Figure 5. Experimental validation of predicted cooperative DNA binding by three TF pairs, ZIF with DLL, GT with TTK and D with MAD.

Relative recovery of luciferase-tagged TF with a biotinylated target DNA sequence is measured in the presence of one or both TFs and various unlabeled competitor sequences. (A) Examples of wild type and mutant competitor sequences are shown for the analysis of ZIF with DLL. The sequences for all competitor sequences are shown in Table S16. The wild type sequence has a strong predicted TF binding sites, shown in bold type, for the luc-tagged TF (ZIF, GT, D) and for the hypothesized interacting TF (DLL, TTK, MAD respectively). As controls, competitor sequences are used where either one (ΔZIF or ΔDLL) or both (ΔZIFΔDLL) TF binding sites are disrupted or the spacing between sites has been increased by 5 bp (+5).

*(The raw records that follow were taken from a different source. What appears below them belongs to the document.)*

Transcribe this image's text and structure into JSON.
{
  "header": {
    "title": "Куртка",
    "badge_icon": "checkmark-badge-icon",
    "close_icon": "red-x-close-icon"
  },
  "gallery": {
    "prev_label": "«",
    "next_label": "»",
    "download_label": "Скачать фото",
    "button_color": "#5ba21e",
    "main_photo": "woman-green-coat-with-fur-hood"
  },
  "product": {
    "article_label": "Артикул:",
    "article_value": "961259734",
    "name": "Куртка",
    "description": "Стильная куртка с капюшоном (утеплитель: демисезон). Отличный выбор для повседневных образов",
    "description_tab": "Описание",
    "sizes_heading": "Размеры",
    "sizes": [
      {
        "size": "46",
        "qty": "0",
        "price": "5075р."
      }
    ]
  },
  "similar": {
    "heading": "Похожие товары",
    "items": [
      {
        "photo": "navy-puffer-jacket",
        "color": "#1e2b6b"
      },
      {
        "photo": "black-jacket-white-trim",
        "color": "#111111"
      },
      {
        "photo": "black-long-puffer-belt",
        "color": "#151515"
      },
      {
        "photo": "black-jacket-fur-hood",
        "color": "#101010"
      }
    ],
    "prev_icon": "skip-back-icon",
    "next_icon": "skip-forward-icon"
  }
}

An additional competition experiment uses two competitor DNAs (ΔZIF + ΔDLL), each of which is at the same concentration as the single competitor DNAs in the other samples. Altered or inserted nucleotides are shown in red. Genomic sequences flanking the binding sites are in grey. (B) The luciferase activity recovered bound to the biotinylated wild type probe was measured in the presence of different competitors listed on the X-axis. A dash is used to indicate no added competitor DNA. Luciferase measurements are reported relative to a sample using the wild type sequence as a competitor (Y-axis). In the upper panels, recovery of the luciferase-tagged protein is measured in the presence of the hypothesized interacting TF present as an MBP tagged protein. In the presence of the secondary TF, wild type sequences compete better for binding than sequences in which the sequence of or spacing between predicted binding sites is disrupted. In the lower panels, recovery is shown in the absence of the second protein. For all three primary TFs, little activity is recovered in the absence of the secondary TF, regardless of the competitor DNA.